Alizèta Ouédraogo, sage-femme dans un centre médical à Ouagadougou, donne peu de chance de survie, dans un contexte de manque d’oxygène doublé de gaz toxiques. Docteur Albert Hien, quant à lui, relativise. « Je concède que tout dépend, en réalité, de la capacité individuelle de chacun à résister à des situations difficiles ». Et de reconnaître néanmoins la performance exceptionnelle de ces mômes à survivre dans ces milieux hostiles. « En pareil cas, nous prodiguons les premiers soins d’urgence. Nous nous assurons que la vie de l’enfant est hors de danger avant de le remettre à l’action sociale pour les besoins des enquêtes sociales.», ajoute Dr Hien.
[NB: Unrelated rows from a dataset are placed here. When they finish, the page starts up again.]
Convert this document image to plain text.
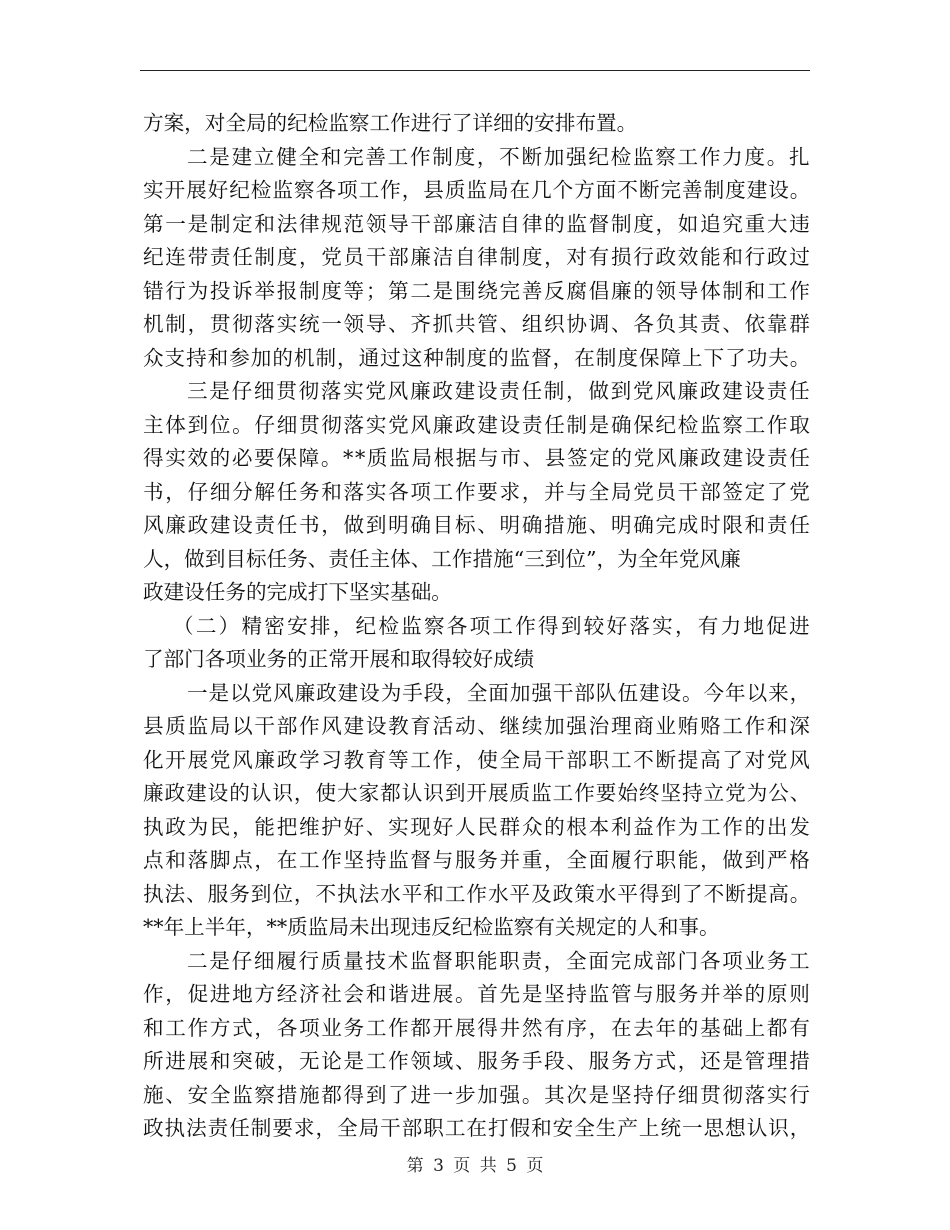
方案，对全局的纪检监察工作进行了详细的安排布置。

二是建立健全和完善工作制度，不断加强纪检监察工作力度。扎

实开展好纪检监察各项工作，县质监局在几个方面不断完善制度建设。

第一是制定和法律规范领导干部廉洁自律的监督制度，如追究重大违

纪连带责任制度，党员干部廉洁自律制度，对有损行政效能和行政过

错行为投诉举报制度等；第二是围绕完善反腐倡廉的领导体制和工作

机制，贯彻落实统一领导、齐抓共管、组织协调、各负其责、依靠群

众支持和参加的机制，通过这种制度的监督，在制度保障上下了功夫。

三是仔细贯彻落实党风廉政建设责任制，做到党风廉政建设责任

主体到位。仔细贯彻落实党风廉政建设责任制是确保纪检监察工作取

得实效的必要保障。**质监局根据与市、县签定的党风廉政建设责任

书，仔细分解任务和落实各项工作要求，并与全局党员干部签定了党

风廉政建设责任书，做到明确目标、明确措施、明确完成时限和责任

人，做到目标任务、责任主体、工作措施“三到位”，为全年党风廉

政建设任务的完成打下坚实基础。

（二）精密安排，纪检监察各项工作得到较好落实，有力地促进

了部门各项业务的正常开展和取得较好成绩

一是以党风廉政建设为手段，全面加强干部队伍建设。今年以来，

县质监局以干部作风建设教育活动、继续加强治理商业贿赂工作和深

化开展党风廉政学习教育等工作，使全局干部职工不断提高了对党风

廉政建设的认识，使大家都认识到开展质监工作要始终坚持立党为公、

执政为民，能把维护好、实现好人民群众的根本利益作为工作的出发

点和落脚点，在工作坚持监督与服务并重，全面履行职能，做到严格

执法、服务到位，不执法水平和工作水平及政策水平得到了不断提高。

**年上半年，**质监局未出现违反纪检监察有关规定的人和事。

二是仔细履行质量技术监督职能职责，全面完成部门各项业务工

作，促进地方经济社会和谐进展。首先是坚持监管与服务并举的原则

和工作方式，各项业务工作都开展得井然有序，在去年的基础上都有

所进展和突破，无论是工作领域、服务手段、服务方式，还是管理措

施、安全监察措施都得到了进一步加强。其次是坚持仔细贯彻落实行

政执法责任制要求，全局干部职工在打假和安全生产上统一思想认识，

第 3 页 共 5 页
Pour sûr, certains des enfants condamnés à mort, refusent de mourir. Aux dernières nouvelles, deux « miraculés » de Boussé et de Sapéo se portent bien. «Les nouveau-nés sont en parfaite santé aux centres d’accueil auxquels ils ont été confiés. Après les premiers malaises dûs au changement d’alimentation, ils se portent bien», rassure-t-on à l’action sociale. Du côté de Koudougou également, un « sacré veinard » remonté des entrailles de latrines à Didyr se porte aussi comme un charme et est en passe d’être adopté. « Le garçonnet a été retrouvé dans le W-C avec son placenta, ligoté dans un pagne. L’enfant se trouve à Koudougou et en parfaite santé. L’époux de la femme qui l’a emmené, veut l’adopter. Nous attendons de suivre la procédure avec l’action sociale. C’est notre enfant à tous (Ndlr : estimant que l’enfant a probablement été abandonné par une fille de la commune) et nous l’élèverons. Il a déjà un acte de naissance», fait savoir le 1er adjoint au maire de Didyr, Bruno Bassané.